TODO: Add pyspark instructions https://www.machinelearningplus.com/pyspark/install-pyspark-on-mac/
- JAVA_HOME=/opt/homebrew/opt/java;
- SPARK_HOME=/opt/homebrew/Cellar/apache-spark/3.5.0/libexec


## A Basic Example
This example demonstrates how to send data events to a data lake and to set a
data pipeline defining the tables transformation layers. 

### Generate data events
A data event class defines specifications of an event and provides methods
for writing that event directly to a cloud storage or through a databricks volume or mount.

```py
from laktory import models
from datetime import datetime


events = [
    models.DataEvent(
        name="stock_price",
        producer={
            "name": "yahoo-finance",
        },
        data={
            "created_at": datetime(2023, 8, 23),
            "symbol": "GOOGL",
            "open": 130.25,
            "close": 132.33,
        },
    ),
    models.DataEvent(
        name="stock_price",
        producer={
            "name": "yahoo-finance",
        },
        data={
            "created_at": datetime(2023, 8, 24),
            "symbol": "GOOGL",
            "open": 132.00,
            "close": 134.12,
        },
    )
]

for event in events:
    event.to_databricks()

```

### Define data pipeline and data tables
A yaml file define the configuration for a data pipeline, including the transformations of a raw data event into curated
(silver) and consumption (gold) layers.

```yaml
name: pl-stock-prices

catalog: ${var.env}
target: default

clusters:
  - name : default
    node_type_id: Standard_DS3_v2
    autoscale:
      min_workers: 1
      max_workers: 2

libraries:
  - notebook:
      path: /pipelines/dlt_template_brz.py
  - notebook:
      path: /pipelines/dlt_template_slv.py

permissions:
  - group_name: account users
    permission_level: CAN_VIEW
  - group_name: role-engineers
    permission_level: CAN_RUN

# --------------------------------------------------------------------------- #
# Tables                                                                      #
# --------------------------------------------------------------------------- #

tables:
  - name: brz_stock_prices
    timestamp_key: data.created_at
    event_source:
      name: stock_price
      producer:
        name: yahoo-finance
    zone: BRONZE


  - name: slv_stock_prices
    table_source:
      catalog_name: ${var.env}
      schema_name: finance
      name: brz_stock_prices
    zone: SILVER
    columns:
      - name: created_at
        type: timestamp
        spark_func_name: coalesce
        spark_func_args:
          - data._created_at

      - name: open
        type: double
        spark_func_name: coalesce
        spark_func_args:
          - data.open

      - name: close
        type: double
        spark_func_name: coalesce
        spark_func_args:
          - data.close

      - name: high
        type: double
        sql_expression: GREATEST(data.open, data.close)

```

### Deploy your configuration
Laktory currently support Pulumi for cloud deployment, but more engines will be added in the future (Terraform, Databricks CLI, etc.).

```py
import os
import pulumi
from laktory import models

# Read configuration file
with open("pipeline.yaml", "r") as fp:
    pipeline = models.Pipeline.model_validate_yaml(fp)

# Set variables
pipeline.vars = {
    "env": os.getenv("ENV"),
}
    
# Deploy
pipeline.deploy_with_pulumi()
```
## A full Data Ops template
A comprehensive template on how to deploy a lakehouse as code using Laktory is maintained here:
https://github.com/okube-ai/lakehouse-as-code.

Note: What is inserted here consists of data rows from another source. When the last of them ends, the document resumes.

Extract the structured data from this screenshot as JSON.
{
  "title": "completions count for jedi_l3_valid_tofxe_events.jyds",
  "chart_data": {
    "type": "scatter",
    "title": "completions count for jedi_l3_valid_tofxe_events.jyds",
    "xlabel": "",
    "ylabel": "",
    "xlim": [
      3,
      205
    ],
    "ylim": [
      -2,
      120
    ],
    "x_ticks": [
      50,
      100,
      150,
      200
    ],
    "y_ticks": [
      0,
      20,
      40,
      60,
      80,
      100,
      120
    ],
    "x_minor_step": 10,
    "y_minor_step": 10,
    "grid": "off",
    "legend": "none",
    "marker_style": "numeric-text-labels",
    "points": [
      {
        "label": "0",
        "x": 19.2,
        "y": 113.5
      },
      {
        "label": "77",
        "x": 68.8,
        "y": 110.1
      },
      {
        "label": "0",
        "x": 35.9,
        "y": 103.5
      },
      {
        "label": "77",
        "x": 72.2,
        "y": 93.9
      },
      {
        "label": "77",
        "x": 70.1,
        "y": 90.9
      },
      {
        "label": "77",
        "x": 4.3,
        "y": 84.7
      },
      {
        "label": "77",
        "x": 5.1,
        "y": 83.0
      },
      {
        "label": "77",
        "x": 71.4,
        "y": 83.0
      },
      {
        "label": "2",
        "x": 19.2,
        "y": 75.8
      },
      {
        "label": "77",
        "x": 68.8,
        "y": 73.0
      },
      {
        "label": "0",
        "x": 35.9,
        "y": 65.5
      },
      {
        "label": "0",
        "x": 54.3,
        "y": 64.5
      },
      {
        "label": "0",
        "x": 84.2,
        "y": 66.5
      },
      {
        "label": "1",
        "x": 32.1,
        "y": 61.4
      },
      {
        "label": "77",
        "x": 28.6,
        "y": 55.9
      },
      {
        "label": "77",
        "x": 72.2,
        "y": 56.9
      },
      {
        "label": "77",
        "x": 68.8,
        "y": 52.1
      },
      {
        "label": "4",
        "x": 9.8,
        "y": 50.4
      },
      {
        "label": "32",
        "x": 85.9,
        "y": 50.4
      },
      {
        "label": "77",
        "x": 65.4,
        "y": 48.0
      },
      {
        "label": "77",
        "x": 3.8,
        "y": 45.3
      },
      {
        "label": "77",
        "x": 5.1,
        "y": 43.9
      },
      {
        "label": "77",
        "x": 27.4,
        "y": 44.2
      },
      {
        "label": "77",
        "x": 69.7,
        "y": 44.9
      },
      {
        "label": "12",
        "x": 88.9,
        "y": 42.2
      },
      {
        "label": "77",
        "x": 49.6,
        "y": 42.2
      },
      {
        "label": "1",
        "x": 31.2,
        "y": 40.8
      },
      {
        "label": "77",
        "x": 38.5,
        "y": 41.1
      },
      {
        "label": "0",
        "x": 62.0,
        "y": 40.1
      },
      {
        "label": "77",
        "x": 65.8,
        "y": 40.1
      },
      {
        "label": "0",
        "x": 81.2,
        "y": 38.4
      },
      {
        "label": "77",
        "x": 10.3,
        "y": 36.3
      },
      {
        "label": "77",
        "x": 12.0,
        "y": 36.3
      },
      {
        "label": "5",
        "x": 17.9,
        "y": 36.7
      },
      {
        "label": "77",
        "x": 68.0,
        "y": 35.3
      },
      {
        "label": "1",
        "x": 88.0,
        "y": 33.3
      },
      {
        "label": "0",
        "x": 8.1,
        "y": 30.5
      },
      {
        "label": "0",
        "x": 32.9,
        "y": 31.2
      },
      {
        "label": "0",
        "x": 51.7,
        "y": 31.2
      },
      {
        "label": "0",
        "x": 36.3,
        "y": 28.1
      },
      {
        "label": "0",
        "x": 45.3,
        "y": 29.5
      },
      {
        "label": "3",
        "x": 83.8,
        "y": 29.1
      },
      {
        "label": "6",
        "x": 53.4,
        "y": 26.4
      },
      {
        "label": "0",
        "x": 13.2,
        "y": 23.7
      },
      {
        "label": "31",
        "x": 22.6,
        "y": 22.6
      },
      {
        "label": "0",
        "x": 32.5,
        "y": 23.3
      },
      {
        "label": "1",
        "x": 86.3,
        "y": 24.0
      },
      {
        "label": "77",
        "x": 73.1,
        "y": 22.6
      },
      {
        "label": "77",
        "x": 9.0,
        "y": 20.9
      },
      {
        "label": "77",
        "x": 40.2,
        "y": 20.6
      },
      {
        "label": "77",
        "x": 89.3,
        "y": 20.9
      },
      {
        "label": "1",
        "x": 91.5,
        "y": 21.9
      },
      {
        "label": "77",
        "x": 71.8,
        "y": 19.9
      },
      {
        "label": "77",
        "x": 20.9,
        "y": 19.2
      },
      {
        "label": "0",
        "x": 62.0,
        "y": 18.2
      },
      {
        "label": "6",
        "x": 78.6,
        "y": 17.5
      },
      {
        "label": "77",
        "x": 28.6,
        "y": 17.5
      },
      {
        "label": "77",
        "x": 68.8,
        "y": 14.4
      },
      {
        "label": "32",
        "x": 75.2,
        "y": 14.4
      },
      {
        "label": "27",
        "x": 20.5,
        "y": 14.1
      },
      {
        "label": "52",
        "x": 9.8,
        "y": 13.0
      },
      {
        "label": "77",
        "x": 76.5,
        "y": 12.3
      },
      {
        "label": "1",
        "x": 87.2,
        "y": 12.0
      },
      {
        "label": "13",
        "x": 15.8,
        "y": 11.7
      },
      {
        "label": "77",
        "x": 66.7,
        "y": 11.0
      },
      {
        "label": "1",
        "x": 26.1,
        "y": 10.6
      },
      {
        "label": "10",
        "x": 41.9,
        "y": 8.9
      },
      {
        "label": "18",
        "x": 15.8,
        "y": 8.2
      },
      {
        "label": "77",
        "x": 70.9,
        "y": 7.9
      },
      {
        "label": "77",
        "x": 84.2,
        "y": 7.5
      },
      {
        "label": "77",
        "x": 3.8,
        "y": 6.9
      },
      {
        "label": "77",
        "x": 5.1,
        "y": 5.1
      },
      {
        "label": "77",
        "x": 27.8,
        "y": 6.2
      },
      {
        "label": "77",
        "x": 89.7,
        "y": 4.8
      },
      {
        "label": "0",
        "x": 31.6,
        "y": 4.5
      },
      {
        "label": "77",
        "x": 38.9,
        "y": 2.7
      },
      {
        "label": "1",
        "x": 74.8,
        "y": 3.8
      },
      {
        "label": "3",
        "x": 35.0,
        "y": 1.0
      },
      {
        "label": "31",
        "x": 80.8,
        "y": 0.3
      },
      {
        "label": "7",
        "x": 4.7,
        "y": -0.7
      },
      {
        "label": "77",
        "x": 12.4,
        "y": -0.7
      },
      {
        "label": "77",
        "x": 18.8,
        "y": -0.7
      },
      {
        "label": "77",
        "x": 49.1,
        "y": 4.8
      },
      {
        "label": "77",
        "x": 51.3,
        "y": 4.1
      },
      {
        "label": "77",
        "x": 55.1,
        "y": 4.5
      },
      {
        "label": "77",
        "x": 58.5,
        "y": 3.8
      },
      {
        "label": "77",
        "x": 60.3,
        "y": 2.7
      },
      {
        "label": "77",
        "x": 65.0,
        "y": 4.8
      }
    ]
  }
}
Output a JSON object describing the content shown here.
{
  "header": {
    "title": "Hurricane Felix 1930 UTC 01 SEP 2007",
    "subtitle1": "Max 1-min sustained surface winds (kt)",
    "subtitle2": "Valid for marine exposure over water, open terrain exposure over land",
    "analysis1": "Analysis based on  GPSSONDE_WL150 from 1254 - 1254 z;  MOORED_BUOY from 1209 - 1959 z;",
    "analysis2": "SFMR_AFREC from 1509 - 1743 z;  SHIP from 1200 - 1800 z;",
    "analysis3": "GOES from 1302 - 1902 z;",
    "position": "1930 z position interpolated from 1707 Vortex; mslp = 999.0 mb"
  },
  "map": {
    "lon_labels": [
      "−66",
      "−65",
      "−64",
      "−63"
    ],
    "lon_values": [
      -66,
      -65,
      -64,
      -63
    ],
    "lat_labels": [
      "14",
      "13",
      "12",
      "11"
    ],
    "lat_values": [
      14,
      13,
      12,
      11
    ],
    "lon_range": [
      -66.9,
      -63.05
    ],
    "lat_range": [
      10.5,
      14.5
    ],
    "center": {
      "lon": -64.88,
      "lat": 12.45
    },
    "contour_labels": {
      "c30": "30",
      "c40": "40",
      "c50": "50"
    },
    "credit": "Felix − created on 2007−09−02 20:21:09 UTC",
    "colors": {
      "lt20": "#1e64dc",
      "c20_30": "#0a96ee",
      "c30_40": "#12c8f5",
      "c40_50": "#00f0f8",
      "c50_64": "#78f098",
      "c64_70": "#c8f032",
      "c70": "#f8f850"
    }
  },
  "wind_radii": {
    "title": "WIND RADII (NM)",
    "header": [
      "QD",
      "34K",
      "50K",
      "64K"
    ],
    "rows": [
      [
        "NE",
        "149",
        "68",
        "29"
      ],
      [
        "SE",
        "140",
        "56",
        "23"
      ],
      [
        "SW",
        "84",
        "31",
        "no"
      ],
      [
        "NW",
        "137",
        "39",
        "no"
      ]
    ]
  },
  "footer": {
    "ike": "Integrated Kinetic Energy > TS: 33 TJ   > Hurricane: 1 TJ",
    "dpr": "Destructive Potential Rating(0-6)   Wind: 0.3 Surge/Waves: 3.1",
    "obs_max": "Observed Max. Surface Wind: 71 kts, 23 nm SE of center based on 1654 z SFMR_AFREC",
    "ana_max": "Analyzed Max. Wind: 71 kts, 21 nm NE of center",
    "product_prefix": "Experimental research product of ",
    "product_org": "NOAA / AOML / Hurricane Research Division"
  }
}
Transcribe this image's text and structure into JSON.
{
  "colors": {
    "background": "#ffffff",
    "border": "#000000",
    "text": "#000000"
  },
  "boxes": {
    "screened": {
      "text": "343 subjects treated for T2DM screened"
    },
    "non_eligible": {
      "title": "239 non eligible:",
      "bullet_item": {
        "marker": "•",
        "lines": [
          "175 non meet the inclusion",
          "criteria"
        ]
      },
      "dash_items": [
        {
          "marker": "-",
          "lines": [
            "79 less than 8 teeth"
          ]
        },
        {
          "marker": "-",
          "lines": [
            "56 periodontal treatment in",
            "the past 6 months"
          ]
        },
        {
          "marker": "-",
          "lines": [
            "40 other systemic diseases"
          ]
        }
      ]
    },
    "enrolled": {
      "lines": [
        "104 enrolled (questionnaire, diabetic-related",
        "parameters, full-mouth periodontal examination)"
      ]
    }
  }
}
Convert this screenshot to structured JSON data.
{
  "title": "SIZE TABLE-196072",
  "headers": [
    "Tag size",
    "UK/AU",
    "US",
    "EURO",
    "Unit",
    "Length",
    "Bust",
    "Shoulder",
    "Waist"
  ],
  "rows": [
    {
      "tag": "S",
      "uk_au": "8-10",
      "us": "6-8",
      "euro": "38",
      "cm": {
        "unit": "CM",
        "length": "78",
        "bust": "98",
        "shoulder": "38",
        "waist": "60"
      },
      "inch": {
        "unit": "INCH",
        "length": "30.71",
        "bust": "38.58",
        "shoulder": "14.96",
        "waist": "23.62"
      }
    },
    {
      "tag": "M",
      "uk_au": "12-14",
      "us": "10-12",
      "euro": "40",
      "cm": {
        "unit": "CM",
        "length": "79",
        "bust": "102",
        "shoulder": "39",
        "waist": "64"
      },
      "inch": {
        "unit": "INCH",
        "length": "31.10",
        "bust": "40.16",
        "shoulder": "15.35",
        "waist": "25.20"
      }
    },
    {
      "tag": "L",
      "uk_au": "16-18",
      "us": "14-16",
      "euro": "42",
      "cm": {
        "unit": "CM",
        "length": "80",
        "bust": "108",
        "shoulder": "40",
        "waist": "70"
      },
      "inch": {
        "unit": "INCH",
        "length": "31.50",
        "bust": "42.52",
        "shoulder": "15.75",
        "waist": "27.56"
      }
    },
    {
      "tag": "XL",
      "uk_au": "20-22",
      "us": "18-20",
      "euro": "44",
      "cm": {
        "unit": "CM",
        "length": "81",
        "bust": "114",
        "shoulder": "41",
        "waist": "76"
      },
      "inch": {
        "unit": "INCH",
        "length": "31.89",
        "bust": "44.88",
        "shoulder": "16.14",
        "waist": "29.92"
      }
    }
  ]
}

In this template, 4 pulumi projects are used to:
- `{cloud_provider}_infra`: Deploy the required resources on your cloud provider
- `unity-catalog`: Setup users, groups, catalogs, schemas and manage grants
- `workspace-conf`: Setup secrets, clusters and warehouses
- `workspace`: The data workflows to build your lakehouse.